Add Mexico to the list of countries that soon could leverage LTE technology to meet the communication needs of its public-safety entities, although first responders are just one of many groups to be served under the new Red Compartida tender for a wholesale LTE network operated on 90 MHz of spectrum in the 700 MHz band.
Mexico’s Secretariat of Communications and Transportation announced the Red Compartida bidding process on Jan. 29, but the rules governing the process were released only in Spanish at the time. An English version of the rules was released yesterday.
According to the Red Compartida rules, Mexico is seeking bids from entities willing to build a nationwide LTE network, the capacity of which would be auctioned to the highest bidder in a competitive marketplace on a regular basis. The wholesale initiative is design to create a competitive consumer wireless market within Mexico, but the rules clearly contemplate the opportunity to serve public safety and other critical-infrastructure user groups.
“The Red Compartida shall be a platform that provides latest-generation mobile services to its Clients, some of which could focus on specialized vertical markets such as public safety, civil protection, health and transportation services, among others,” the English translation of Mexico’s bid document states. “For such purposes, it should consider the possible incorporation of facilities and functionalities of service quality and dynamic traffic prioritization, in order to attend to the needs required by such services.”
Rivada Networks CEO Declan Ganley said that Mexico’s wholesale buildout and open-access market structure is “right up our alley,” as the model fits his company’s dynamic spectrum arbitrage technology and business model.
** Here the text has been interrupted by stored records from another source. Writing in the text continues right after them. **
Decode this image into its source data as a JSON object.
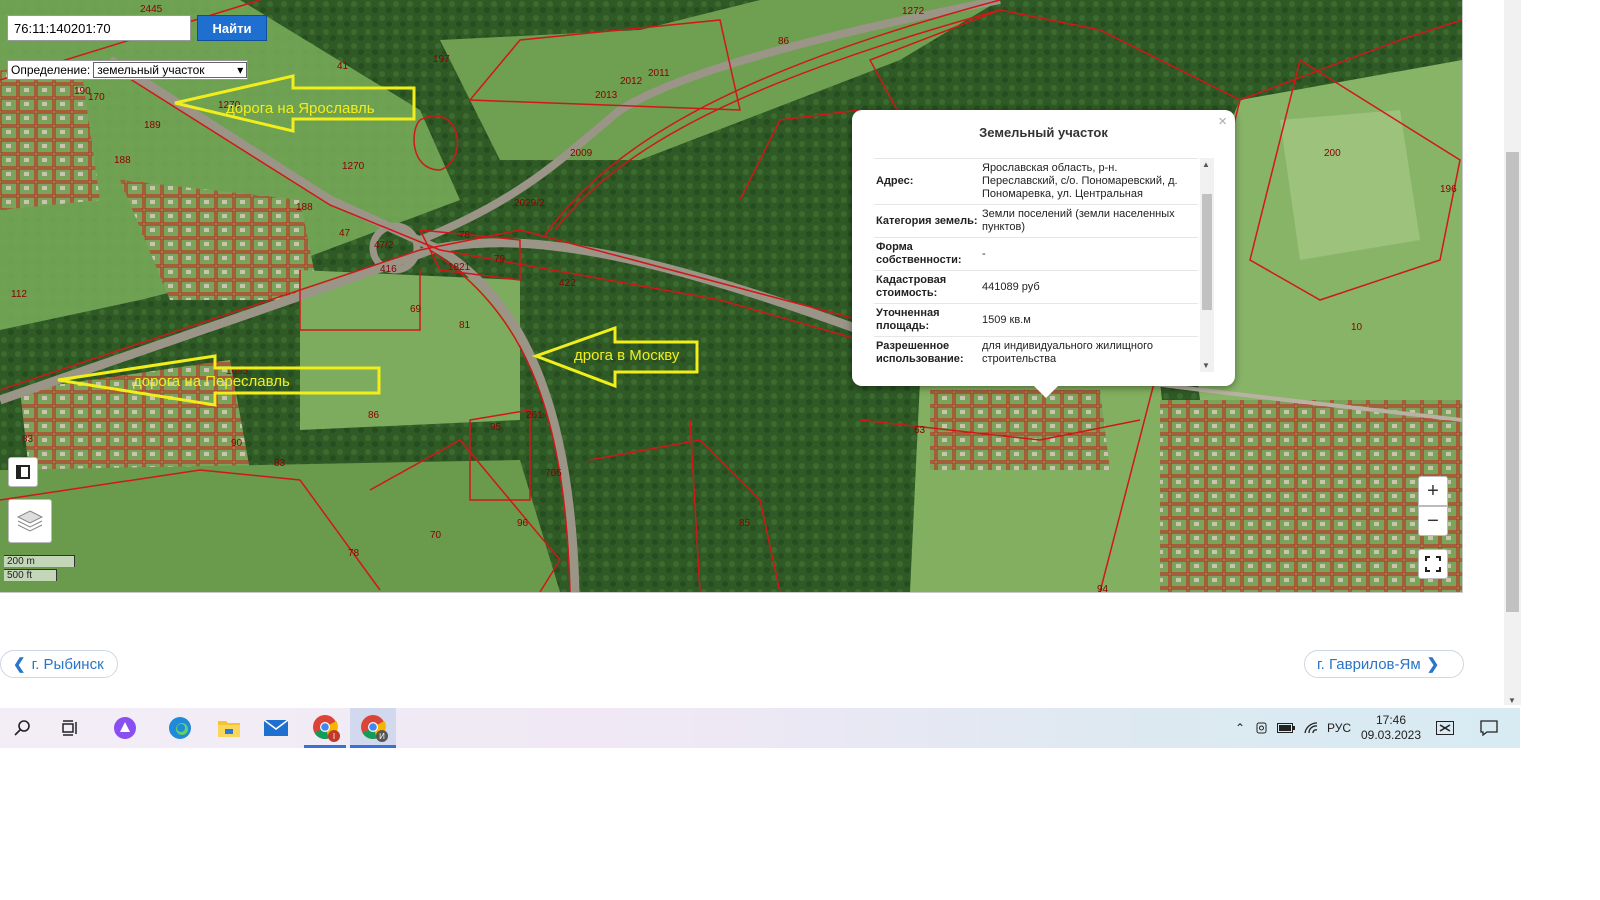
{
  "search": {
    "value": "76:11:140201:70",
    "button_label": "Найти"
  },
  "definition": {
    "label": "Определение:",
    "selected": "земельный участок"
  },
  "annotations": {
    "yaroslavl": "дорога на Ярославль",
    "pereslavl": "дорога на Переславль",
    "moscow": "дрога в Москву"
  },
  "plot_numbers": [
    "2445",
    "1272",
    "86",
    "197",
    "41",
    "2012",
    "2011",
    "190",
    "170",
    "1270",
    "2013",
    "189",
    "188",
    "1270",
    "2009",
    "2029/2",
    "200",
    "196",
    "188",
    "47",
    "47/2",
    "78",
    "1821",
    "79",
    "416",
    "112",
    "422",
    "69",
    "81",
    "10",
    "1695",
    "95",
    "83",
    "86",
    "90",
    "63",
    "261",
    "765",
    "83",
    "96",
    "85",
    "70",
    "78",
    "94"
  ],
  "popup": {
    "title": "Земельный участок",
    "close": "×",
    "rows": [
      {
        "key": "Адрес:",
        "value": "Ярославская область, р-н. Переславский, с/о. Пономаревский, д. Пономаревка, ул. Центральная"
      },
      {
        "key": "Категория земель:",
        "value": "Земли поселений (земли населенных пунктов)"
      },
      {
        "key": "Форма собственности:",
        "value": "-"
      },
      {
        "key": "Кадастровая стоимость:",
        "value": "441089 руб"
      },
      {
        "key": "Уточненная площадь:",
        "value": "1509 кв.м"
      },
      {
        "key": "Разрешенное использование:",
        "value": "для индивидуального жилищного строительства"
      }
    ]
  },
  "map_controls": {
    "zoom_in": "+",
    "zoom_out": "−"
  },
  "scale": {
    "metric": "200 m",
    "imperial": "500 ft"
  },
  "nav": {
    "prev": "г. Рыбинск",
    "next": "г. Гаврилов-Ям"
  },
  "taskbar": {
    "chrome1_badge": "I",
    "chrome2_badge": "И"
  },
  "tray": {
    "lang": "РУС",
    "time": "17:46",
    "date": "09.03.2023"
  }
}
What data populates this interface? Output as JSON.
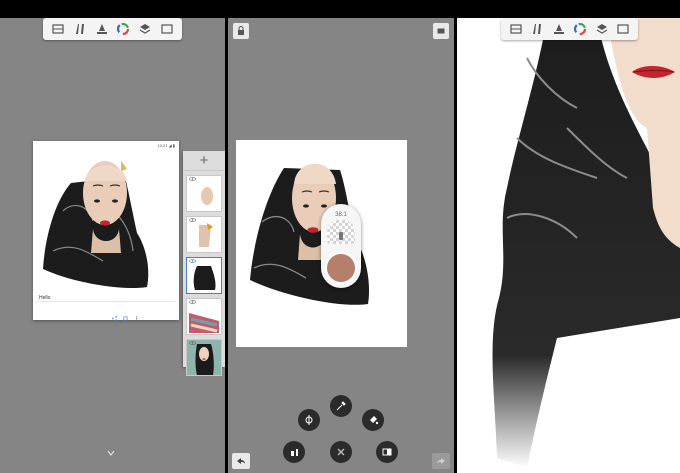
{
  "toolbar": {
    "icons": [
      "layers-grid-icon",
      "brush-icon",
      "ruler-icon",
      "color-wheel-icon",
      "stack-icon",
      "fullscreen-icon"
    ]
  },
  "gallery": {
    "status_text": "10:21 ◢ ▮",
    "caption": "Hello",
    "add_layer_label": "+",
    "layers": [
      {
        "name": "layer-face"
      },
      {
        "name": "layer-neck"
      },
      {
        "name": "layer-bag",
        "active": true
      },
      {
        "name": "layer-photos"
      },
      {
        "name": "layer-portrait"
      }
    ]
  },
  "editor": {
    "opacity_label": "38.1",
    "swatch_color": "#b67f6b",
    "radial_buttons": [
      "symmetry-icon",
      "eyedropper-icon",
      "fill-icon",
      "brush-tool-icon",
      "close-icon",
      "compare-icon"
    ]
  },
  "colors": {
    "panel_gray": "#858585",
    "accent_blue": "#3f7fd9",
    "lip_red": "#c3242e",
    "bag_black": "#1c1c1c"
  }
}
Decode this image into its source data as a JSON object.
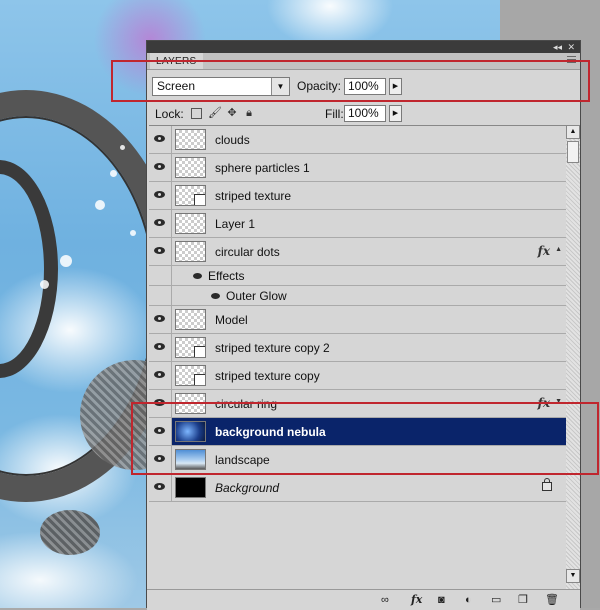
{
  "panel": {
    "tab": "LAYERS",
    "blend_mode": "Screen",
    "opacity_label": "Opacity:",
    "opacity_value": "100%",
    "lock_label": "Lock:",
    "fill_label": "Fill:",
    "fill_value": "100%"
  },
  "layers": [
    {
      "name": "clouds",
      "thumb": "transparent"
    },
    {
      "name": "sphere particles 1",
      "thumb": "transparent"
    },
    {
      "name": "striped texture",
      "thumb": "smart-object"
    },
    {
      "name": "Layer 1",
      "thumb": "transparent"
    },
    {
      "name": "circular dots",
      "thumb": "transparent",
      "fx": "fx"
    },
    {
      "name": "Effects"
    },
    {
      "name": "Outer Glow"
    },
    {
      "name": "Model",
      "thumb": "transparent"
    },
    {
      "name": "striped texture copy 2",
      "thumb": "smart-object"
    },
    {
      "name": "striped texture copy",
      "thumb": "smart-object"
    },
    {
      "name": "circular ring",
      "thumb": "transparent",
      "fx": "fx"
    },
    {
      "name": "background nebula",
      "thumb": "nebula",
      "selected": true
    },
    {
      "name": "landscape",
      "thumb": "landscape"
    },
    {
      "name": "Background",
      "thumb": "black",
      "locked": true
    }
  ],
  "icons": {
    "bottom": [
      "link-icon",
      "fx-icon",
      "mask-icon",
      "adjustment-icon",
      "folder-icon",
      "new-layer-icon",
      "trash-icon"
    ]
  },
  "highlight_color": "#c0262e",
  "selected_color": "#0a246a"
}
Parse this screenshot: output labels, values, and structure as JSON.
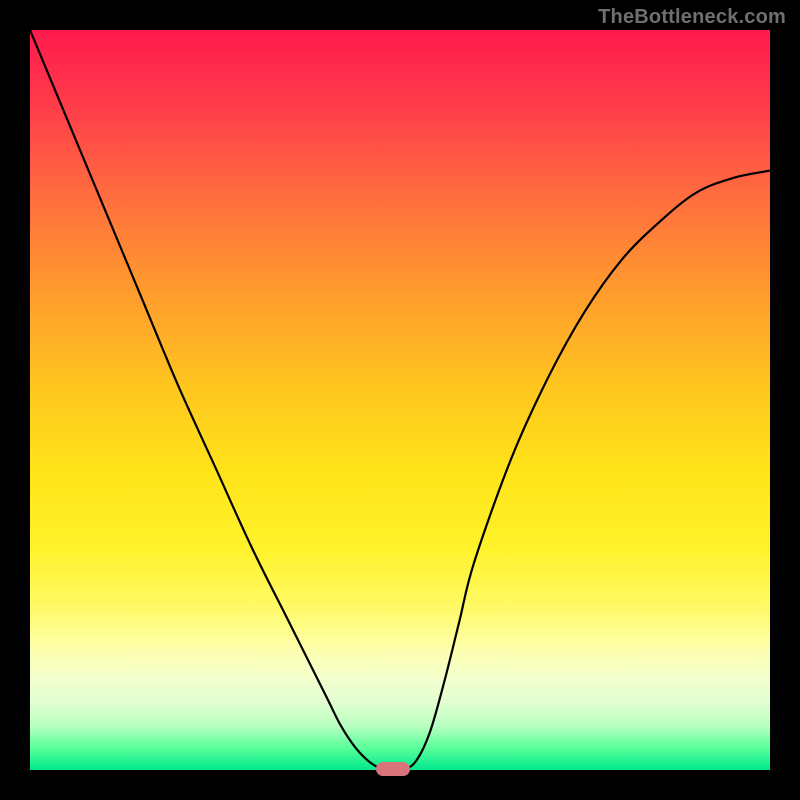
{
  "watermark": "TheBottleneck.com",
  "colors": {
    "top": "#ff1a4d",
    "bottom": "#00e88c",
    "curve": "#000000",
    "marker": "#d9757a",
    "frame": "#000000"
  },
  "chart_data": {
    "type": "line",
    "title": "",
    "xlabel": "",
    "ylabel": "",
    "xlim": [
      0,
      100
    ],
    "ylim": [
      0,
      100
    ],
    "grid": false,
    "legend": false,
    "x": [
      0,
      5,
      10,
      15,
      20,
      25,
      30,
      35,
      40,
      42,
      44,
      46,
      48,
      50,
      52,
      54,
      56,
      58,
      60,
      65,
      70,
      75,
      80,
      85,
      90,
      95,
      100
    ],
    "values": [
      100,
      88,
      76,
      64,
      52,
      41,
      30,
      20,
      10,
      6,
      3,
      1,
      0,
      0,
      1,
      5,
      12,
      20,
      28,
      42,
      53,
      62,
      69,
      74,
      78,
      80,
      81
    ],
    "minimum_at_x": 49,
    "annotations": [
      {
        "type": "marker",
        "x": 49,
        "y": 0,
        "shape": "rounded-rect",
        "color": "#d9757a"
      }
    ]
  }
}
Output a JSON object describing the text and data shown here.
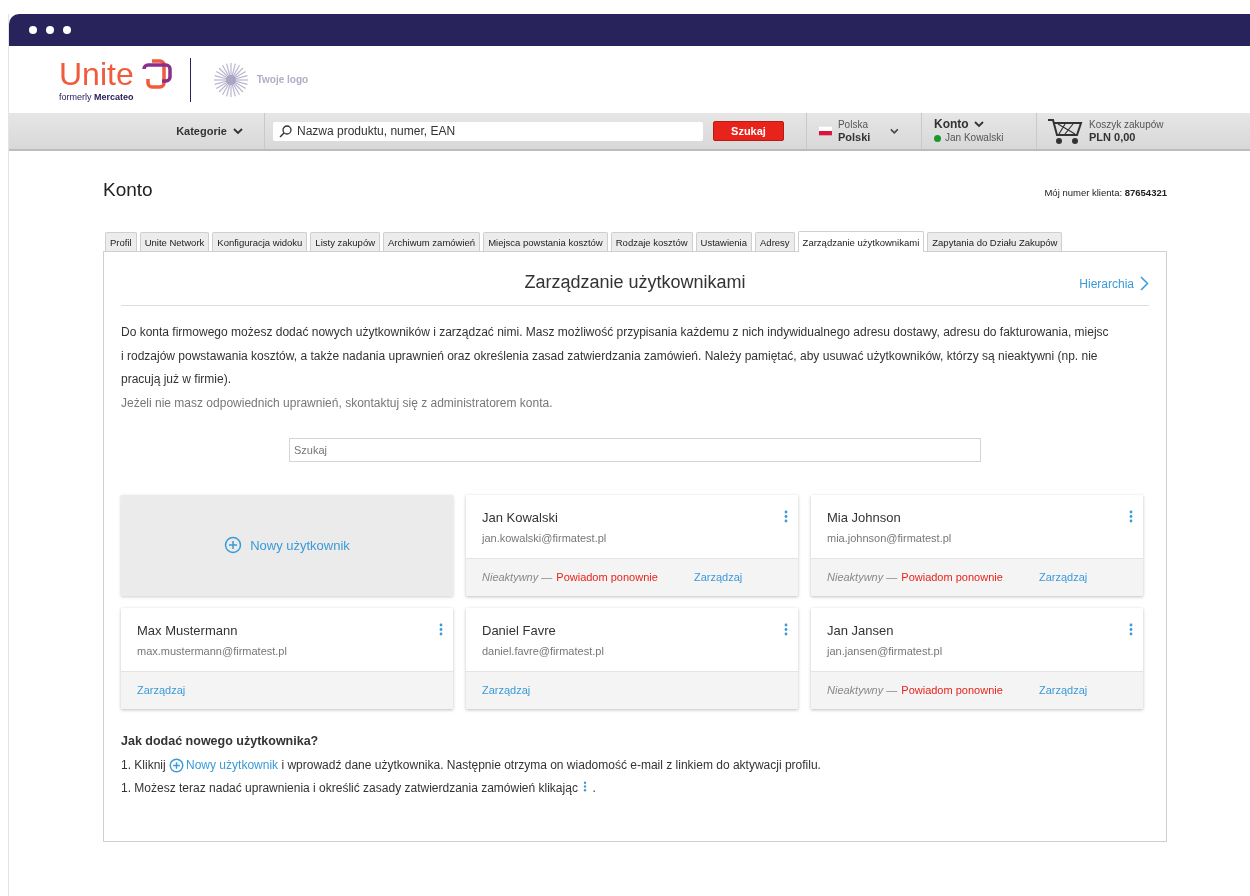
{
  "header": {
    "brand": "Unite",
    "tagline": "formerly **Mercateo**",
    "partner_logo": "Twoje logo"
  },
  "nav": {
    "categories": "Kategorie",
    "search": {
      "placeholder": "Nazwa produktu, numer, EAN"
    },
    "search_button": "Szukaj",
    "country": "Polska",
    "language": "Polski",
    "account": "Konto",
    "user": "Jan Kowalski",
    "cart_label": "Koszyk zakupów",
    "cart_total": "PLN 0,00"
  },
  "page": {
    "title": "Konto",
    "customer_number": "Mój numer klienta: **87654321**"
  },
  "tabs": [
    {
      "label": "Profil",
      "selected": false
    },
    {
      "label": "Unite Network",
      "selected": false
    },
    {
      "label": "Konfiguracja widoku",
      "selected": false
    },
    {
      "label": "Listy zakupów",
      "selected": false
    },
    {
      "label": "Archiwum zamówień",
      "selected": false
    },
    {
      "label": "Miejsca powstania kosztów",
      "selected": false
    },
    {
      "label": "Rodzaje kosztów",
      "selected": false
    },
    {
      "label": "Ustawienia",
      "selected": false
    },
    {
      "label": "Adresy",
      "selected": false
    },
    {
      "label": "Zarządzanie użytkownikami",
      "selected": true
    },
    {
      "label": "Zapytania do Działu Zakupów",
      "selected": false
    }
  ],
  "section": {
    "title": "Zarządzanie użytkownikami",
    "hierarchy_link": "Hierarchia",
    "description": "Do konta firmowego możesz dodać nowych użytkowników i zarządzać nimi. Masz możliwość przypisania każdemu z nich indywidualnego adresu dostawy, adresu do fakturowania, miejsc i rodzajów powstawania kosztów, a także nadania uprawnień oraz określenia zasad zatwierdzania zamówień. Należy pamiętać, aby usuwać użytkowników, którzy są nieaktywni (np. nie pracują już w firmie).",
    "note": "Jeżeli nie masz odpowiednich uprawnień, skontaktuj się z administratorem konta.",
    "search": {
      "placeholder": "Szukaj"
    },
    "new_user": "Nowy użytkownik"
  },
  "users": [
    {
      "name": "Jan Kowalski",
      "email": "jan.kowalski@firmatest.pl",
      "inactive": true,
      "status": "Nieaktywny",
      "separator": "—",
      "resend": "Powiadom ponownie",
      "manage": "Zarządzaj"
    },
    {
      "name": "Mia Johnson",
      "email": "mia.johnson@firmatest.pl",
      "inactive": true,
      "status": "Nieaktywny",
      "separator": "—",
      "resend": "Powiadom ponownie",
      "manage": "Zarządzaj"
    },
    {
      "name": "Max Mustermann",
      "email": "max.mustermann@firmatest.pl",
      "inactive": false,
      "manage": "Zarządzaj"
    },
    {
      "name": "Daniel Favre",
      "email": "daniel.favre@firmatest.pl",
      "inactive": false,
      "manage": "Zarządzaj"
    },
    {
      "name": "Jan Jansen",
      "email": "jan.jansen@firmatest.pl",
      "inactive": true,
      "status": "Nieaktywny",
      "separator": "—",
      "resend": "Powiadom ponownie",
      "manage": "Zarządzaj"
    }
  ],
  "help": {
    "title": "Jak dodać nowego użytkownika?",
    "steps": [
      {
        "kind": "link",
        "before": "1. Kliknij",
        "link": "Nowy użytkownik",
        "after": "i wprowadź dane użytkownika. Następnie otrzyma on wiadomość e-mail z linkiem do aktywacji profilu."
      },
      {
        "kind": "menu",
        "before": "1. Możesz teraz nadać uprawnienia i określić zasady zatwierdzania zamówień klikając",
        "after": "."
      }
    ]
  }
}
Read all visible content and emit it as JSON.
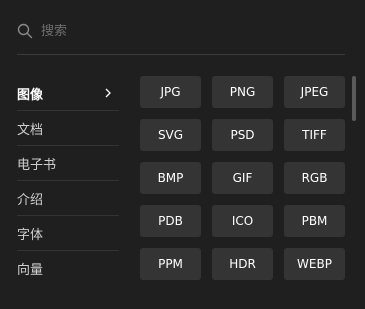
{
  "search": {
    "placeholder": "搜索",
    "value": ""
  },
  "sidebar": {
    "items": [
      {
        "label": "图像",
        "active": true
      },
      {
        "label": "文档",
        "active": false
      },
      {
        "label": "电子书",
        "active": false
      },
      {
        "label": "介绍",
        "active": false
      },
      {
        "label": "字体",
        "active": false
      },
      {
        "label": "向量",
        "active": false
      }
    ]
  },
  "formats": [
    "JPG",
    "PNG",
    "JPEG",
    "SVG",
    "PSD",
    "TIFF",
    "BMP",
    "GIF",
    "RGB",
    "PDB",
    "ICO",
    "PBM",
    "PPM",
    "HDR",
    "WEBP"
  ],
  "colors": {
    "background": "#1f1f1f",
    "button": "#343434",
    "divider": "#3a3a3a",
    "text": "#ffffff",
    "muted_text": "#6e6e6e"
  },
  "icons": {
    "search": "search-icon",
    "chevron": "chevron-right-icon"
  }
}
Rivada Networks intends to bid for Red Compartida, as well as the public-safety-oriented FirstNet request for proposal (RFP) in the U.S., the RFP recently released by the state of New Hampshire and other LTE initiatives around the world that may overlap.
“There is a public-safety requirement in there,” Ganley said during an interview with IWCE’s Urgent Communications. “It’s not public-safety led, like FirstNet, but there is a public-safety requirement. So, bidders can include dynamic capability for public safety—ruthless preemption, etc., which we obviously intend to include—and to run an open-access marketplace for the bandwidth on a wholesale basis.
“We see some really powerful synergies between what Mexico is doing and what FirstNet is doing, especially now that this public-safety piece is included in the Mexican RFP.”